Con un gesto della mano, Radiosa raccolse l'aria in un pugno. I frammenti di luce che si spargevano nel regno volarono fino al castello, nella stanza di Lira, dove lo specchio si ricongiunse senza il manico e senza la spina nella sommità. La donna lanciò uno sguardo alla strega che abbassò lo sguardo e fece risuonare la sua voce all'interno della voragine.
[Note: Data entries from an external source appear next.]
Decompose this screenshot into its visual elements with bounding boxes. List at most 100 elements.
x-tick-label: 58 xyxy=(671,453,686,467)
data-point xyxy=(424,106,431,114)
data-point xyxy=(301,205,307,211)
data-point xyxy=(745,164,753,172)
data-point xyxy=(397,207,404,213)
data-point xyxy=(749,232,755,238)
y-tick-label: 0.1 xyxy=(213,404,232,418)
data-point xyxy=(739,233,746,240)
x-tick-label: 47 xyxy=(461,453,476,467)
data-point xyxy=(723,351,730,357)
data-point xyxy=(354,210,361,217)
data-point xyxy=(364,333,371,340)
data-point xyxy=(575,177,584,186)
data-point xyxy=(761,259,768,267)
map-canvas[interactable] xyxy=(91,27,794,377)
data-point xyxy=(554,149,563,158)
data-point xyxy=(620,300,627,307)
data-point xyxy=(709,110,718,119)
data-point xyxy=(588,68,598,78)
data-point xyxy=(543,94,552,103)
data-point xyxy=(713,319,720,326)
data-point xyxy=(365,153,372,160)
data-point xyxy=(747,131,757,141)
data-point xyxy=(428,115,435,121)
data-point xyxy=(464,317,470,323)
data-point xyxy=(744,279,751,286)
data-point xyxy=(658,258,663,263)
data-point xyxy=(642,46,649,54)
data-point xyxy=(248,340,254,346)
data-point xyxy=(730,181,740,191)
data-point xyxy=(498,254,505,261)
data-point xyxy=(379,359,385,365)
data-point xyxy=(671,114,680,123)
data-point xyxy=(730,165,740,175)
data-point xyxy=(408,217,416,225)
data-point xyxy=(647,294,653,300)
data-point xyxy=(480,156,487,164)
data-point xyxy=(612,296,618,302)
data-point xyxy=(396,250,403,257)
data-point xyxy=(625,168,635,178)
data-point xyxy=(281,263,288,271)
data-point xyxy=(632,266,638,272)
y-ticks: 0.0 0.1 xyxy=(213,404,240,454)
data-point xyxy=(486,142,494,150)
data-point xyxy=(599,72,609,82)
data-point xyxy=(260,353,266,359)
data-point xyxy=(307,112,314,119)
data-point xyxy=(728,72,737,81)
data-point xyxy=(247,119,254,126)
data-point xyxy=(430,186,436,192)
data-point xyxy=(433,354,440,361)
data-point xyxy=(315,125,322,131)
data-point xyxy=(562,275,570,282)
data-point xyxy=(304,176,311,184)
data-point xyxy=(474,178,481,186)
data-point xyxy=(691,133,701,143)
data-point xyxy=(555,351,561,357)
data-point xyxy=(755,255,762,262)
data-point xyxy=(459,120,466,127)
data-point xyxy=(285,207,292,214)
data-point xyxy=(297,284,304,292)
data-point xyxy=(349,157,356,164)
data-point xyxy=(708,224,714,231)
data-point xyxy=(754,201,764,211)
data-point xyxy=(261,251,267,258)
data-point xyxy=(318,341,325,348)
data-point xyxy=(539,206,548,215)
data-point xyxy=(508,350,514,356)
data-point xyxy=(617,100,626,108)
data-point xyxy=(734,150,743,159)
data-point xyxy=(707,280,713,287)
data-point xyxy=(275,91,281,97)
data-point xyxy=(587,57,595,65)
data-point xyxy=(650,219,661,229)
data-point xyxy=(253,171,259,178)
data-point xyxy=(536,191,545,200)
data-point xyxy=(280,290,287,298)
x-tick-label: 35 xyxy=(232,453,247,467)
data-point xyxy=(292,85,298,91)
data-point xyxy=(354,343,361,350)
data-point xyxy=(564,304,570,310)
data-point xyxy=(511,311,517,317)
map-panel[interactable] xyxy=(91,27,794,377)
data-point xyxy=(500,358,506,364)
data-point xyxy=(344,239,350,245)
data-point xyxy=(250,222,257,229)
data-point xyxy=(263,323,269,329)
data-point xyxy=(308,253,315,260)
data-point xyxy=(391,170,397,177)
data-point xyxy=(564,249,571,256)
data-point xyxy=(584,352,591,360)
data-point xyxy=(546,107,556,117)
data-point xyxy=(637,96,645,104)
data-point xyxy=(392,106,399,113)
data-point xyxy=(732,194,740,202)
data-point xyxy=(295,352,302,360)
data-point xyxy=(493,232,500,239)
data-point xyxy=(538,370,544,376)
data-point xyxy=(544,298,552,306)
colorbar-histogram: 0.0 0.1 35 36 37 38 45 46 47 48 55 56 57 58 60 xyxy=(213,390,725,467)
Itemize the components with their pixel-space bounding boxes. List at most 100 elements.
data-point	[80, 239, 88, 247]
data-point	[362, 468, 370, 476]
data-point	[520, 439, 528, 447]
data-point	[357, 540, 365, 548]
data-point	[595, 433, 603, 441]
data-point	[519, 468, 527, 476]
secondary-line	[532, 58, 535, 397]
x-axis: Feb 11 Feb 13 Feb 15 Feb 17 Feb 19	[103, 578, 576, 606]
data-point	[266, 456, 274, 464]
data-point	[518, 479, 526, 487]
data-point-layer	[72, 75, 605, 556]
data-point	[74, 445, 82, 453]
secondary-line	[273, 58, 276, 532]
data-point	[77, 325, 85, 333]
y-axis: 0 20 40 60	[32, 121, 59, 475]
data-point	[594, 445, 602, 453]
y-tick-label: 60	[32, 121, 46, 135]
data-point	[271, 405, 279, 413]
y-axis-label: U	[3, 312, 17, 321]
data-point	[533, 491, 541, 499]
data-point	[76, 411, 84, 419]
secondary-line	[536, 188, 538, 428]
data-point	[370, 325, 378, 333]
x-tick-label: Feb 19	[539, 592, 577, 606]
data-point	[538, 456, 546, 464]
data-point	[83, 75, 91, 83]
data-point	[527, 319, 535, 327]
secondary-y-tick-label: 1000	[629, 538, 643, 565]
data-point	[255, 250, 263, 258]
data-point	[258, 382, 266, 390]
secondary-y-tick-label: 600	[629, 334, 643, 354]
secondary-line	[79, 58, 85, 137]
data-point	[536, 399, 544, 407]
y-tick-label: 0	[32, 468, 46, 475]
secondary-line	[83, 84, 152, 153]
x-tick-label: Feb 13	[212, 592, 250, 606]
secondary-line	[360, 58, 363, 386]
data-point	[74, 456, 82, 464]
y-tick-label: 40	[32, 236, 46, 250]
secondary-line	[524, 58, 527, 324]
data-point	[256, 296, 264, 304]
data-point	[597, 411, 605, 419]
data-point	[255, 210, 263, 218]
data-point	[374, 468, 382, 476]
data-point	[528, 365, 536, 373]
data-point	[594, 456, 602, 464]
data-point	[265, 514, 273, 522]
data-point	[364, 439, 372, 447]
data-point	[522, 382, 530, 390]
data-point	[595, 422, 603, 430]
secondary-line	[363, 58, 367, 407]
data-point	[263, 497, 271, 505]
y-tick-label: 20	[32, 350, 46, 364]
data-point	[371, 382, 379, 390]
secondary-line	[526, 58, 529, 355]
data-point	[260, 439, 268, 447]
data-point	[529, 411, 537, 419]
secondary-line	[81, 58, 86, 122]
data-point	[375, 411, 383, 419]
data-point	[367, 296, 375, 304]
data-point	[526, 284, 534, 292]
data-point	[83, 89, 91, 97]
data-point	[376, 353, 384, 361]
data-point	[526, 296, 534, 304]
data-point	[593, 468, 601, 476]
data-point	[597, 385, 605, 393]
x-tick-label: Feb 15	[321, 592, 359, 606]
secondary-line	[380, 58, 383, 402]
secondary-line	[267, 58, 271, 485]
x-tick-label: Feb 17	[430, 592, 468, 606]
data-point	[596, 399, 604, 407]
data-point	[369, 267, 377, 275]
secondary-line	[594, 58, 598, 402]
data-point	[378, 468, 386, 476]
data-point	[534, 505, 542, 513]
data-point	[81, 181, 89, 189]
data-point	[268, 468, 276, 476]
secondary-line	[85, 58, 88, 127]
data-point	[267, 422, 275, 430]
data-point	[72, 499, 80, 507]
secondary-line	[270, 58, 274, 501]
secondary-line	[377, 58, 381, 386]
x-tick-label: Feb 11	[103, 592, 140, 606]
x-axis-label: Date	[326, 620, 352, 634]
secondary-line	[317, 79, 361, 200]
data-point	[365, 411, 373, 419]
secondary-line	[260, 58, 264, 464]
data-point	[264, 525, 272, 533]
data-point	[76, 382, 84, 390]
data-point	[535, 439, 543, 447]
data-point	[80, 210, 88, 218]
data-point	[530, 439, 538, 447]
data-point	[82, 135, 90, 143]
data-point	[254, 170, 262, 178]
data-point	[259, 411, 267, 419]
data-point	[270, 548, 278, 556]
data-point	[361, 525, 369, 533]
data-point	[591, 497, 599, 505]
«La Natura mi ha perdonato.» Disse la strega. «Io perdono te, Lira, e le tue discendenti. Donai lo specchio magico alla tua trisavola perché mi curò le ferite di una trappola per lupi, ma avrebbe dovuto curare la spina che lo decorava e non l'ha fatto. Aveva paura di pungersi e invece avrebbe dovuto pungersi per imparare. Non ha tramandato l'incarico alle sue discendenti e la spina si è oscurata. Così tutto il bosco e pure io. Lo specchio ora sarà tuo, ma dovrai trovare la tua spina. La mia è tornata da me.»
Lira e Robil ascoltarono le ultime parole della strega mentre riaffioravano dalla voragine e si resero conto che le ombre erano svanite. Re Arlan e il suo séguito si erano addentrati nel bosco e li stavano raggiungendo.
Con uno sguardo fugace, Radiosa riempì la voragine con la terra che salì dal fondo fino a chiuderla.
Gli elfi erano vicini all'uscita del bosco, lo sguardo di elfi e umani si perse un attimo lungo il profilo della costa, lì dove Peter Pan e Capitano Uncino si stavano affrontando su una nave.
Il re strinse sua figlia e le chiese di tornare al castello, avrebbe preso il suo posto quando fosse stata pronta.
Al castello, la festa di compleanno di Re Arlan riprese più gioiosa di prima.
Lira corse nella sua stanza e trovò lo specchio magico sul suo letto, lo prese e tornò nella sala dove Robil e suo padre parlavano.
Il re stava ringraziando di nuovo Robil per aver salvato sua figlia e aver sconfitto le tenebre.
«Non è tutto merito suo,» disse Lira, «ma anche mia e dello specchio magico.»
«Sbaglio o hai detto che un po' di merito è mio?» Chiese Robil.
«Sì.» Disse Lira e lo baciò. «Ti amo.»
«Ti amo anch'io.»
Il Re Arlan e la Regina Lilit diedero la loro benedizione e pochi mesi dopo, il tempo dei preparativi di un matrimonio reale elfico, Lira e Robil si sposarono.
Lira divenne la Regina del Regno e vissero tutti felici e contenti.